Last time an adult popped the question I was being driven to my final ACT test (which I am officially done with standardized testing HALLELUJAH to that. And for those of you wondering how I did the second time around– I did not improve at all.)
My response came after a long Tina Belcher “Uhhh”.
I responded with jumbled sentences that ultimately lead to writing. Most of it is a blur because every single bs siren was going off in my brain. The experience is fairly accurately summed up with this Tina gif.
Ultimately this response sits the best and is the closest to my idea of what I see myself enjoying 5 years from now. And now I feel like slightly less of a train wreck.
I don’t know what the heck I want to do with the rest of my life.

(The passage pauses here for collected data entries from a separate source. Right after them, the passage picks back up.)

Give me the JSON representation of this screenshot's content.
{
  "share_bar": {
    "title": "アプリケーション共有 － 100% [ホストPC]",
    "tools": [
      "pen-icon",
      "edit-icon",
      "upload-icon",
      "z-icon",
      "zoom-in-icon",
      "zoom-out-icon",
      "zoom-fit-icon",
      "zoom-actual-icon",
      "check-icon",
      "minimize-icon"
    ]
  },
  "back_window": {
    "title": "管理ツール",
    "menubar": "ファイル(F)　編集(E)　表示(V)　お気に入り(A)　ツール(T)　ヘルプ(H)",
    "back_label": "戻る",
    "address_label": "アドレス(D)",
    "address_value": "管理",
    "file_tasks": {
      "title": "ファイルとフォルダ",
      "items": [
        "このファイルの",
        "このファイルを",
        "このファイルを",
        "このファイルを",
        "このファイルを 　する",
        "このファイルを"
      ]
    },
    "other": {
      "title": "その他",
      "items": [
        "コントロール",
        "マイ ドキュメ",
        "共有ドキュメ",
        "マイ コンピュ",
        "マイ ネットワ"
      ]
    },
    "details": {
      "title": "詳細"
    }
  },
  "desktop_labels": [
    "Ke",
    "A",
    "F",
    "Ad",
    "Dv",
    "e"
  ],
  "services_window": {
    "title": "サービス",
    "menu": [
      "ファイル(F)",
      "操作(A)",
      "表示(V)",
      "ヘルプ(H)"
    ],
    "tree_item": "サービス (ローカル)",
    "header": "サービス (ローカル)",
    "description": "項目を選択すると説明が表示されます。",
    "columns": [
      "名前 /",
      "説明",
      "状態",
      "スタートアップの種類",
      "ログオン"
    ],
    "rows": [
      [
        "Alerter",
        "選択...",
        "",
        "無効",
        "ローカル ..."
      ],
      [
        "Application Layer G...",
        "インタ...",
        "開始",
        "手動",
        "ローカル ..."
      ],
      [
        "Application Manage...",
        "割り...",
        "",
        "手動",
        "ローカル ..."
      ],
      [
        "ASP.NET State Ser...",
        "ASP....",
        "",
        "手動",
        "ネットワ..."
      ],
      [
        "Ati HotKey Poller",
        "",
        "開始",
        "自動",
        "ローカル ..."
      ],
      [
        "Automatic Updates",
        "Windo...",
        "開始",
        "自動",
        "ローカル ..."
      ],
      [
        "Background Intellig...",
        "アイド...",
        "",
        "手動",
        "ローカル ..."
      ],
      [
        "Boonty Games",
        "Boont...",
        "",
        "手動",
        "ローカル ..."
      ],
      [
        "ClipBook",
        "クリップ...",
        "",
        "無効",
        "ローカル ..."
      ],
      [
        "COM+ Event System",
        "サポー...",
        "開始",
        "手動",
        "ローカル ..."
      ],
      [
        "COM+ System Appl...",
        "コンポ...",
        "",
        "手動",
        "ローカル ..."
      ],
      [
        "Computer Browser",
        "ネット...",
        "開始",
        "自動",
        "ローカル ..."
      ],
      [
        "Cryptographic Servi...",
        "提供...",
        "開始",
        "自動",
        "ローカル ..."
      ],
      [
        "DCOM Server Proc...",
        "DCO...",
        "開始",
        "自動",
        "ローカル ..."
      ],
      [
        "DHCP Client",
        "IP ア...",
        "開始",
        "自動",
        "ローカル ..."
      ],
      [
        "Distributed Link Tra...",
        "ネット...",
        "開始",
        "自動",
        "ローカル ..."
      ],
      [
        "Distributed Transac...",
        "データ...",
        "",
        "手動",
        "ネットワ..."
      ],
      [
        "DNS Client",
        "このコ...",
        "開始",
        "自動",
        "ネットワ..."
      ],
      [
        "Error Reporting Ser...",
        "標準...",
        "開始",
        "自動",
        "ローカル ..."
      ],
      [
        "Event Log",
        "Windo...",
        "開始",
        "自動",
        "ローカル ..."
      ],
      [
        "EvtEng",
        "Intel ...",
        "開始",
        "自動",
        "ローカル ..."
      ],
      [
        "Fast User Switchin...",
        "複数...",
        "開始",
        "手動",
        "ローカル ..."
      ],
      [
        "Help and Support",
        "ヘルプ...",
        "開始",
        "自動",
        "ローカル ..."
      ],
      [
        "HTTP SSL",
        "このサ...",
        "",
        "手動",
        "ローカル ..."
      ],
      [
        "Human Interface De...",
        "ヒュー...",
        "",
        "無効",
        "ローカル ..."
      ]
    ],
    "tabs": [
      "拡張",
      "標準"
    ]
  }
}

I believe that the jobs that my generation is going to be exposed to have not been invented yet.
I was recently asked what my dream job would be if I could choose from anything, even then I wanted to slide to the floor. I have many ideas just not one that I have fully decided on. The curse of indecisiveness.
After a solid week of vacation time on another continent and many hours spent on a plane, train, or car browsing magazines. I was thinking why not work for one, a magazine or a website which has led me to now, my current daydream and aspiration Buzzfeed.
I would like to be a writer for Buzzfeed. Buzzfeed writers are fantastically honest, and have the more charismatic personal voice. Let me at that.
I have a short patience when it comes to projects. I love the satisfaction I can get from them and just move on. I can reflect and just move on to something newer and more exciting. It’s short-term. Perfect for a person with an ENFP personality that like the be constantly moving on with her life. The articles are so broad and universal. Buzz feed’s base reaches 200M people. Knowing that people would actually read my words is nice. There’s so much opportunity in the field. Everything about it is alluring to me now that I think this being a possibility. Give me some feminine issue to discuss and I’ll eat it right up. Heck I would do the job now.
There are a hundred other reasons as to why this would be a good fit but this isn’t a “Why do you think this is the job for you?” application essay.
Writing like that for a living is the dream. But can someone please answer for me what kind of college degree one needs to attain to become a killer successful writer for internationally popular internet websites that address everything from politics to controversial topics to DIY to baby animals.